AI Signals The Death Of The Author

“The meaning of a piece of writing does not depend on the identity of the author, even if the author is not human.”

“In response to any written document, like the one you are reading right now, it is reasonable to ask who wrote it and can therefore authorize its content,” writes David J. Gunkel, the Presidential Research, Scholarship and Artistry Professor in the Department of Communication at Northern Illinois University and associate professor of applied ethics at Łazarski University in Warsaw, Poland. He says that, after reading his bio, we’re probably inclined to acknowledge him, the author, as someone whom we can trust.

“But when a text is written or generated by a large language model like ChatGPT, Claude or DeepSeek, the view of the author becomes clouded,” he continues. “So who or what is the author? . . . Why does it even matter?”

While many people lament that AI means the death of the author, he holds a contrary view: “these machines can be liberating: They free both writers and readers from the authoritarian control and influence of this thing we call the ‘author.’”

What AI Can’t Steal from You

Jane Friedman, who has worked for many years in the writing and publishing industry, advises us not to rush to judgment about the emergence of AI: “The technology can be put to work for low purposes and high purposes. It can push work to be better, it can cheapen work.”

The Best Speculative Fiction Books To Read Right Now

Although speculative fiction is hard to define, it can be quite rewarding to read. Erika Hardison has some recommendations for entering the world of speculative fiction. You might even be surprised to realize you’ve already read at least one of the books on her list.
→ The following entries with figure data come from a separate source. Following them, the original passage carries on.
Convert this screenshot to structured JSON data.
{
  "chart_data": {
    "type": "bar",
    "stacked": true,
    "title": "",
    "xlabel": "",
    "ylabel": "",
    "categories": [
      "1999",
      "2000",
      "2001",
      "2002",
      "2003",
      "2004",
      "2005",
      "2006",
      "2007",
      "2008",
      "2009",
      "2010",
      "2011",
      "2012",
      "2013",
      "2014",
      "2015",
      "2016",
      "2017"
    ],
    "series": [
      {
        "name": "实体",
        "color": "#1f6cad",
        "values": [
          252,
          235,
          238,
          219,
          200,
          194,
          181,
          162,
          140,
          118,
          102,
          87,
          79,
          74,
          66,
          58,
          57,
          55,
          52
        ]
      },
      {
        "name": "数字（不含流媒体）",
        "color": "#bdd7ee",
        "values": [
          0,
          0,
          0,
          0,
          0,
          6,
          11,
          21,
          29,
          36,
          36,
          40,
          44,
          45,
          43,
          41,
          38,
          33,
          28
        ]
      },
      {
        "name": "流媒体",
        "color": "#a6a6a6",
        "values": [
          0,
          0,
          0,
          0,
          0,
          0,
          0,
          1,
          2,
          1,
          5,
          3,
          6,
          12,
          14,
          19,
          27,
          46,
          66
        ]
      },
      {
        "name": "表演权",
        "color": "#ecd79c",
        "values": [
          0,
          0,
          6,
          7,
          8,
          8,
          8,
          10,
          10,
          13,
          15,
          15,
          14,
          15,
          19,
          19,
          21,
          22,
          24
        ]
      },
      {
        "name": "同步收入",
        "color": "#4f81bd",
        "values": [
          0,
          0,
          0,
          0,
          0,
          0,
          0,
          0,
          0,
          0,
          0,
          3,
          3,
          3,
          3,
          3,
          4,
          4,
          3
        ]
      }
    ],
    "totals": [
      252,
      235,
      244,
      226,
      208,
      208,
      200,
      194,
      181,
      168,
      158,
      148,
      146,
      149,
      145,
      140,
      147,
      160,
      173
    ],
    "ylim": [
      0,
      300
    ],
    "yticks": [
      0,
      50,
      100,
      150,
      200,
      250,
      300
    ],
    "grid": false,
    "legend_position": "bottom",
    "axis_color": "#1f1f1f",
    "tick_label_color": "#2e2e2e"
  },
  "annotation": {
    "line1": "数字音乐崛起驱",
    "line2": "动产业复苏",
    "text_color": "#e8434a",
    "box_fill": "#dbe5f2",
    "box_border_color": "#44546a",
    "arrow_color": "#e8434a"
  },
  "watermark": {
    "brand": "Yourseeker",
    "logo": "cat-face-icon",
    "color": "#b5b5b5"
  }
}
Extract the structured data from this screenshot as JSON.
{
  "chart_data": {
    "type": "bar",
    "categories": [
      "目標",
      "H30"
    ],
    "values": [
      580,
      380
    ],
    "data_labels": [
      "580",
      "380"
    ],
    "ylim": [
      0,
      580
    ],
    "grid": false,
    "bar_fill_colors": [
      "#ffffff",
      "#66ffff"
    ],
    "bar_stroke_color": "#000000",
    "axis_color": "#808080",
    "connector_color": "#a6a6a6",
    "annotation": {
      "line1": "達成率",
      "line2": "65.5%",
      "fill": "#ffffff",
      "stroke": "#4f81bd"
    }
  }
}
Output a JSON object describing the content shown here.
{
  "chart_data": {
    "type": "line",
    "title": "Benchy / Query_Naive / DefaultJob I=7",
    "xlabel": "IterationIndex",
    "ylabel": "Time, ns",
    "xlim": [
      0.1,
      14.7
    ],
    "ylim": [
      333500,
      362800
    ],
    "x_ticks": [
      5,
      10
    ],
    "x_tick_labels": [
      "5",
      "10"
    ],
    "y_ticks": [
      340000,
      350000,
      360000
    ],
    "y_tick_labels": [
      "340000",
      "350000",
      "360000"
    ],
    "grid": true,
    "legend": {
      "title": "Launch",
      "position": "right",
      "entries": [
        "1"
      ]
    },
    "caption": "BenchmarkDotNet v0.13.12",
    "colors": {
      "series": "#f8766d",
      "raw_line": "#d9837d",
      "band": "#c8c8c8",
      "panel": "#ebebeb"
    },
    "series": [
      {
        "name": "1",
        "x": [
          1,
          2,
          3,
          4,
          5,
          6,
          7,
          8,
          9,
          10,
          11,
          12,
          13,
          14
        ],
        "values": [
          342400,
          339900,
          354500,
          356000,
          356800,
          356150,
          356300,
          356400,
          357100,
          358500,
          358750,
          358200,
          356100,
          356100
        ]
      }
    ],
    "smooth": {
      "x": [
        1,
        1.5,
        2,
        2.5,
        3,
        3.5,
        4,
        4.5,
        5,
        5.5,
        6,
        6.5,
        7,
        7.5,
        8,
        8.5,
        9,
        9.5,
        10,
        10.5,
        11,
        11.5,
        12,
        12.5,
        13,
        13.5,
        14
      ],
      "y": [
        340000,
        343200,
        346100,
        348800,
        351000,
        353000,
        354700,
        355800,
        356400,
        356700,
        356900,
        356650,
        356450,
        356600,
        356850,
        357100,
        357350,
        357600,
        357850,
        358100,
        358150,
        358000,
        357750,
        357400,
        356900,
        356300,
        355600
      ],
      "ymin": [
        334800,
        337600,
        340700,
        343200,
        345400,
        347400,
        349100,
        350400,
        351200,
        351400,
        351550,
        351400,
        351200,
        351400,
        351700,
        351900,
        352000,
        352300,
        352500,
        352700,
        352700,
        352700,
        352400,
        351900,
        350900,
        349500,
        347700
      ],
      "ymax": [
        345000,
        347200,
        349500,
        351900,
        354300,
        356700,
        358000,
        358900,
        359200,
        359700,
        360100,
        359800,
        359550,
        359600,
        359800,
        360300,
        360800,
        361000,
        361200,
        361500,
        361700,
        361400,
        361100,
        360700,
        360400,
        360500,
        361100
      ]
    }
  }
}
The best way to get your toes wet in speculative fiction is to start with the genres you already love to read. Historical, literary, sci-fi, and even horror have a range of titles that include speculative influences throughout.

How Netflix’s Dept. Q Brought a Book Series—And the Author’s Real Experiences—To Life

“The gritty detective show was even influenced by the author’s shocking childhood experiences.”

Netflix’s newest thriller series, Dept. Q, follows Carl Morck . . ., a detective who has recently returned to work after being shot by an unknown assailant. While struggling with the aftermath of being the victim of a crime, Morck is put in charge of a newly formed cold case unit.

This television series is based on a series of books by Danish author Jussi Adler-Olsen. Although the books are set in Copenhagen, the TV production has been relocated to Edinburgh. The article explains some of the changes and challenges producers and actors faced in developing the book series for television.

I haven’t read the books, but I found the series fascinating. I was a bit confused during the first two episodes because the show plunges the viewer directly into the action. But slow exposition of the backstory, which mimics the way we learn about people and their lives in everyday experience, builds interest in the characters and their situations.